Did this answer your question? Please click the Accept as Solution button so that others may find the answer as well.

So, only buy this printer if you want to buy a whole **bleep** new tank at the same frequency you used to have to buy a little overpriced cartidge Great selling point.

 

Yellow not working, so I did cleaning and deep cleaning (all tanks are nearly full.)

 

After deep cleaning, now cyan is not working either. 

 

OK, will flush, wil buy all new ink, but I hate you.

 

This is by the way not at all eco friendly. 

 

(To clarify, I do not hate OP, I hate Canon.)

Oh by the way the satisfaction survey won't let me say I'm dissatisfied (I did not even swear.)

The exact same thing just happened to me. Yellow went missing first, and followed by cyan after deep cleaning. Doesn't seem like the individual nozzles got clogged as the check pattern is completely blank for those colors. Just curious, does ink flusing work for you?

I had missing cyan and flushing worked - for now.

 

I got my printer in March 2021. The problem occurred halfway through the first ream of paper I used.  I only noticed the missing color last week.  

 

Watching the "flushing" I first thought that maybe it was doing one color at a time, because the level of th yellow droppd faster during th first 2 cycles, the magenta just a little and the cyan just showed a few bubbles. 

 

The cyan level didn't drop to match the magenta level until the 5th cycle. 

 

They aren't kidding when they say it uses a lot of ink.  My estimate is that wastes a third of each tank, enough to  print ~2500 pages . if this happens again I'm going to be very disturbed by the performance of this prrinter. The s530 and mx922 I had previously worked fine for years with aftermarket ink.   

 

In case this was due to my selecting BW draft printing for the past month, I'm going to "waste" ink by doing all printing in "normal color mode and print a test sheet every week. 

 

houseofc
Contributor
The ink flushing did work and used up a third of each tank.
I print at last one full color eight page doc a week and usually a handful of other stuff, always at least normal quality.
I am still beyond pissed that the printer’s best selling point is a total lie. When this one bites the dust - that is, when the tanks are dry(ebay) or the nozzles are clogged to a complete solid block of inert matter (percussive defenestration) no Canon no more.
Original ink, too, fwiw.

 

I'm setting up a recurring Google Calendar event to remind me every week to print a test sheet, with a link in the description to the test sheet I've created. 

 

I don't think it's fair to blame Canon for what happens when an ink tank runs dry, because every inkjet printer including the old 300 dpi models had the same characteristic.

 

IMO, every inkjet printer advertised to normal consumers rather than businesses should have an built in maintenance option to automatically print a test sheet if it hasn't been used for 4 days. 

 

I do believe it's fair to blame Canon for not including a warning about refilling the tanks and that you can do it before  they run dry.

 

The manual they have online makes a big deal about that:

 

  • To obtain optimum print quality, we recommend to refill the ink tank with ink up to the upper limit line at least once a year.

Note

  • Color ink may be consumed even when printing a black-and-white document or when black-and-white printing is specified. Every ink is also consumed in the standard cleaning and deep cleaning of the print head, which may be necessary to maintain the performance of the printer.

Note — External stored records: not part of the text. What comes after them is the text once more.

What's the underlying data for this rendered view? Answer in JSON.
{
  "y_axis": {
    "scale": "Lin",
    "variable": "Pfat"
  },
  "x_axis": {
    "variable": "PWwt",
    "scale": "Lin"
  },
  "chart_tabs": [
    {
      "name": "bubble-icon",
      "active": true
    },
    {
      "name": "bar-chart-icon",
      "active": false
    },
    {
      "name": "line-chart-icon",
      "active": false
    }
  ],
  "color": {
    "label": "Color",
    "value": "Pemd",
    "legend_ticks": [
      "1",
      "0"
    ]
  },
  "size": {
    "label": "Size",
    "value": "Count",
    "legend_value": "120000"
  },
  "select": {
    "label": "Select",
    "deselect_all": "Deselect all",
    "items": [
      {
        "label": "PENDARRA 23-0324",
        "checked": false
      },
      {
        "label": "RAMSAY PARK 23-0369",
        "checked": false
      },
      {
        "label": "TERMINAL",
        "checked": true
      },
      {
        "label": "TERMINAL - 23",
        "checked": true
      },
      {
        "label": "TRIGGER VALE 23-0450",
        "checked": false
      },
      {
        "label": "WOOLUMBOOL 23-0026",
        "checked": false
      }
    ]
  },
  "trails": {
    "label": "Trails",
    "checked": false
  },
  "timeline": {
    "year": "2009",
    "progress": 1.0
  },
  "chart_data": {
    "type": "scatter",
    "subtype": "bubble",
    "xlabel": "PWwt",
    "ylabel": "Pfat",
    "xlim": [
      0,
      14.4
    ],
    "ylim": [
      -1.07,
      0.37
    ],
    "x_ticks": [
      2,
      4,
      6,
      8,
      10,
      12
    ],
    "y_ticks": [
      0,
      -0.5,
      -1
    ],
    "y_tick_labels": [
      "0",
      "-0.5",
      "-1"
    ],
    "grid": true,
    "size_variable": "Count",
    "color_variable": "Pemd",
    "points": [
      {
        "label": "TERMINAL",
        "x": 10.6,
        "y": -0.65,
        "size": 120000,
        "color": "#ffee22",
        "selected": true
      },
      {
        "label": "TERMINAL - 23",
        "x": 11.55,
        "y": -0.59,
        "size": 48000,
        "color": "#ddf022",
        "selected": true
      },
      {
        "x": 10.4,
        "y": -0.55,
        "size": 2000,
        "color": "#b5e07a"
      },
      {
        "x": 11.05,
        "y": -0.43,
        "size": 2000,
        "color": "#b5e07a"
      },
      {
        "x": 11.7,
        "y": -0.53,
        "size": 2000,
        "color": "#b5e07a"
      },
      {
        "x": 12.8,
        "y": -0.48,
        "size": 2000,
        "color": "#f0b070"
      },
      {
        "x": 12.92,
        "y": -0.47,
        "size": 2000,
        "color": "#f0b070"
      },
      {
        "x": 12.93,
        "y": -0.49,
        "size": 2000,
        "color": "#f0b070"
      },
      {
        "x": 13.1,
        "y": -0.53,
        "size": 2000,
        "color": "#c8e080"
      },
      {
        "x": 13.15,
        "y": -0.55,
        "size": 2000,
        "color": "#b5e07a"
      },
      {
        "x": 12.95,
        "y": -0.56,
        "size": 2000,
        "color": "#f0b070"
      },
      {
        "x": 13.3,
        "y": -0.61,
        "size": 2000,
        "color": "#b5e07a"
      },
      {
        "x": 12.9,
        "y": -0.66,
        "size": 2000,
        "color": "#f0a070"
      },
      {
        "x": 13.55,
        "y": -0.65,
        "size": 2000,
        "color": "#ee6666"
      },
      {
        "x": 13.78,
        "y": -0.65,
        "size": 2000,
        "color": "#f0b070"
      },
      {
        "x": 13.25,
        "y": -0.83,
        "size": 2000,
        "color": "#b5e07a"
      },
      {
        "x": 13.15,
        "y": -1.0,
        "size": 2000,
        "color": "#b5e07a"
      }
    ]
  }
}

    When ink runs low, promptly refill it.

https://ij.manual.canon/ij/webmanual/Manual/All/G6000%20series/EN/UG/ug-127.html

 

PDF manuals for the Canin G6020 are at: https://bit.ly/312nkX5 (the forum sw wouldn't accept the full ink as valid)

 

 
 

houseofc
Contributor
I’ve only had it for a year, though. And the tanks were still nearly full. What bothers me is that if the ink had been lower, i would have had to go buy more way before i’d need it because it’s possible that suddenly my printer would become a paperweight, and it might be just when i urgently need it. and that is not a thing Canon emphasizes upfront. ‘oh by the way, it’s possible you’ll suddenly need a ton more ink for this printer we are advertising specifically for not having to refill all the time, so always buy a lot ahead of time’ who would buy it?